Posted April 20, 2001 - 05:04 AM

#4

I've not seen a caliper drilled with cooling holes, but have had rear brakes overheat to the point they did not work.

There are a two long downhill trails where this problem has happened. Both were over 1000ft elevation drop and we stopped to wait for the riding group at the bottom. The rear brake overheated while we were stopped because the rotor was boiling hot and the airflow wasn't there to cool it. So now I'm more aware of the potential problem and take it easier near the bottom or just idle around in circles for a minute to let it cool before parking to wait.
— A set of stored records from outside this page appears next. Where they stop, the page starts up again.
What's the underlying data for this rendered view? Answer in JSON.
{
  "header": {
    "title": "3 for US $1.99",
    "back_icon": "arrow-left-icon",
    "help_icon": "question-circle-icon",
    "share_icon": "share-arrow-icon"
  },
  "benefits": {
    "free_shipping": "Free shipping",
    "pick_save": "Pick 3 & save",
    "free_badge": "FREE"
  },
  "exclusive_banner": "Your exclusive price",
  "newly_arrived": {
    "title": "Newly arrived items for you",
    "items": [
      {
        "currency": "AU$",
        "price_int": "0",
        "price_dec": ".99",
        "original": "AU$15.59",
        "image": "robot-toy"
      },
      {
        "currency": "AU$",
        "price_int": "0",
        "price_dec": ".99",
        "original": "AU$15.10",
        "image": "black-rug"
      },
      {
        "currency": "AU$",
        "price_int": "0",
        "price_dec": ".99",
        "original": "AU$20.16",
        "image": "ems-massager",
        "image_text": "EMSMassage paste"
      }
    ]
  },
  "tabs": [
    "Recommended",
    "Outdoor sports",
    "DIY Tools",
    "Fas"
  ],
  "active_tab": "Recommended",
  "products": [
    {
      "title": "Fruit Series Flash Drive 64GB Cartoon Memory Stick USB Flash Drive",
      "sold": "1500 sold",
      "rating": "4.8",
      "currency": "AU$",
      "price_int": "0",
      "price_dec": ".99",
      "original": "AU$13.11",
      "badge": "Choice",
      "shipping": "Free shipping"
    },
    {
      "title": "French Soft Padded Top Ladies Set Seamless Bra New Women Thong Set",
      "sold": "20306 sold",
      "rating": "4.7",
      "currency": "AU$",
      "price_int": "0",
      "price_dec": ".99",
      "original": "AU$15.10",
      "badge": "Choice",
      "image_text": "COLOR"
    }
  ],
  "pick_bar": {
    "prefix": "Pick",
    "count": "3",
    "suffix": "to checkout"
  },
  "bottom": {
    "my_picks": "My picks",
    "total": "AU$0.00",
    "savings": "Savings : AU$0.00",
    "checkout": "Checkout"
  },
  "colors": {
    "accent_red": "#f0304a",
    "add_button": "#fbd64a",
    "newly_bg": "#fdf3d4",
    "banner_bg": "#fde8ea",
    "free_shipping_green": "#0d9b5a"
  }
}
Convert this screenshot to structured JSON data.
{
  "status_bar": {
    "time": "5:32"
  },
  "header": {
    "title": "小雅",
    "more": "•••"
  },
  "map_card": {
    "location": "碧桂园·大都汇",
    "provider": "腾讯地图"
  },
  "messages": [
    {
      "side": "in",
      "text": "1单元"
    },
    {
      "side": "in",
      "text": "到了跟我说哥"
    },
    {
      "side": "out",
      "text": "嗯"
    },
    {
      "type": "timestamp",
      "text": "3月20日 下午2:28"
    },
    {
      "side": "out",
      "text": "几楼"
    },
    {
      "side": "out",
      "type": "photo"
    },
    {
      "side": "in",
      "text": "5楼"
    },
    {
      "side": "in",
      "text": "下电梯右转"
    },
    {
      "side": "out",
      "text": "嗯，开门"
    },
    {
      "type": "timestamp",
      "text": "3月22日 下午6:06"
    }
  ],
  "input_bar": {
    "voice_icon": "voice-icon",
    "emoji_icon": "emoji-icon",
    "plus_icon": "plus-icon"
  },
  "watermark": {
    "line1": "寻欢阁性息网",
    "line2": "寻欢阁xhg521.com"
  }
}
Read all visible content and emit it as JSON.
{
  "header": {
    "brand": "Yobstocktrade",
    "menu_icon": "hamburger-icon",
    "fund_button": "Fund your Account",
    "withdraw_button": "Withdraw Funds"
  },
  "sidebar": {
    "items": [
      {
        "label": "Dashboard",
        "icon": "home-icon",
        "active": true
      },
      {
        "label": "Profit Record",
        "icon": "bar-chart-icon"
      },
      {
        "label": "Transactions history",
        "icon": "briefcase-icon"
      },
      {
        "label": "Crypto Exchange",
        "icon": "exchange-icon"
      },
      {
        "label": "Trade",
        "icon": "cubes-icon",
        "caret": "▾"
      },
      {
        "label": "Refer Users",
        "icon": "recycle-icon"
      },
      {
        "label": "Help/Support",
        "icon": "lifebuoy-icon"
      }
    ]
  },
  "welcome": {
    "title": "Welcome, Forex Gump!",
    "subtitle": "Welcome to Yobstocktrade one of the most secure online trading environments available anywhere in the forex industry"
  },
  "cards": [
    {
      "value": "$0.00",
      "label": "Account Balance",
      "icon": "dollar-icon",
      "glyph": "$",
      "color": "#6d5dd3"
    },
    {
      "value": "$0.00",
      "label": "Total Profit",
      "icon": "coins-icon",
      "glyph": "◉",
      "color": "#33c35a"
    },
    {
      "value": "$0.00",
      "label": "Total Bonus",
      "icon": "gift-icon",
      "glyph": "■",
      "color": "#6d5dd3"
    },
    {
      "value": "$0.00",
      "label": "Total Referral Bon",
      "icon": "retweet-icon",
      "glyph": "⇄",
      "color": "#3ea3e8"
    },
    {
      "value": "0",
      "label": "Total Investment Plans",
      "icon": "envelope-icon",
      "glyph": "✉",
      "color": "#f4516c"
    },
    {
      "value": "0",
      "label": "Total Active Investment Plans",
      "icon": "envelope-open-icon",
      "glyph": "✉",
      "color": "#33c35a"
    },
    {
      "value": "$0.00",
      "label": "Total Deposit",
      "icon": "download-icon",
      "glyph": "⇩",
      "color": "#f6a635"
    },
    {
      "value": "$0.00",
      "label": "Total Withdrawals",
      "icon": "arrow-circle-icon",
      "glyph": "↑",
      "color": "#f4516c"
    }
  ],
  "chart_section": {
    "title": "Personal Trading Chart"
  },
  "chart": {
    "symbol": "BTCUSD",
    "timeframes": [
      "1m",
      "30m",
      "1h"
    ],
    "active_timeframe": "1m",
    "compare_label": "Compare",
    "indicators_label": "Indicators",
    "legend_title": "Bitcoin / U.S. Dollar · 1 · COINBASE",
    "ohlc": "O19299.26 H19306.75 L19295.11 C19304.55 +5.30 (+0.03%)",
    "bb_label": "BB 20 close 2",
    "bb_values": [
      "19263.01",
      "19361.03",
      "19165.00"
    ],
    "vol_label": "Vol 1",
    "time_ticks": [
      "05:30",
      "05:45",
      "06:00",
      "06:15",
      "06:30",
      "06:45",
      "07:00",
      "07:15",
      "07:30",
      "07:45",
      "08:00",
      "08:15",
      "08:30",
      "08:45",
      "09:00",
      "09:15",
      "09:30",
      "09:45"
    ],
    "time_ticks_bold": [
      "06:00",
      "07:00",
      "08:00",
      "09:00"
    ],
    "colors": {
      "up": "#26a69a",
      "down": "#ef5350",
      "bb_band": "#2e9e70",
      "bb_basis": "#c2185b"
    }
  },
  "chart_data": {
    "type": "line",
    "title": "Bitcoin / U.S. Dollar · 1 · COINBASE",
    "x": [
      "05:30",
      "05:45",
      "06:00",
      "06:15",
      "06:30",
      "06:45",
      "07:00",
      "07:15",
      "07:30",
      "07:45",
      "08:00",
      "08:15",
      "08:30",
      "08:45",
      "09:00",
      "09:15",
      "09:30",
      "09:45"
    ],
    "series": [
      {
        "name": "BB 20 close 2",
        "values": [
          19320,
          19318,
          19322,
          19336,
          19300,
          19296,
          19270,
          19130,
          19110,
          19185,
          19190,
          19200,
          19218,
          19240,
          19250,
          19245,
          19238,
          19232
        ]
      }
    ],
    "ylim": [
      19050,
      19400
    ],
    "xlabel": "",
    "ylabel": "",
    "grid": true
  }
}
Also, I check that the brake works when we take off again. In each instance the brake came back after riding and pumping the brake pedal.

James

  • Rich_in_Orlando

Posted April 20, 2001 - 07:04 AM

#5

I went riding with a guy last week whose rear brake got so hot that the fluid overflowed. I spit on the caliper and it sizzled. It came to his attention when he realized that he had no rear brake stopping power. After we pulled over and checked it out, we saw that the fluid had leaked out, but there were no obvious holes or damaged seals. While it was still hot, the braked dragged the rotor a lot. Once the brake cooled, it worked OK again. I still don't know why that happened, since all the riding was on flat land. (no long downhills) The only thing I can figure is that he'd been accidentally riding the brake.

  • Guest_Guest_*

Posted April 20, 2001 - 08:25 AM

#6

On my older KX250 I once had my rear caliper lock up from heat. It started dragging because a tiny ass little pin hole in the master cylinder got partially plugged and caused the brake to drag a little. I was a long ways from camp and had to ride back. It would lock up about every 3-4 minutes of riding because of the heat build up. It turned the disk blue and warped it by the time I finally got back to camp. Anyways that would be my experience with rear brake temperatures!!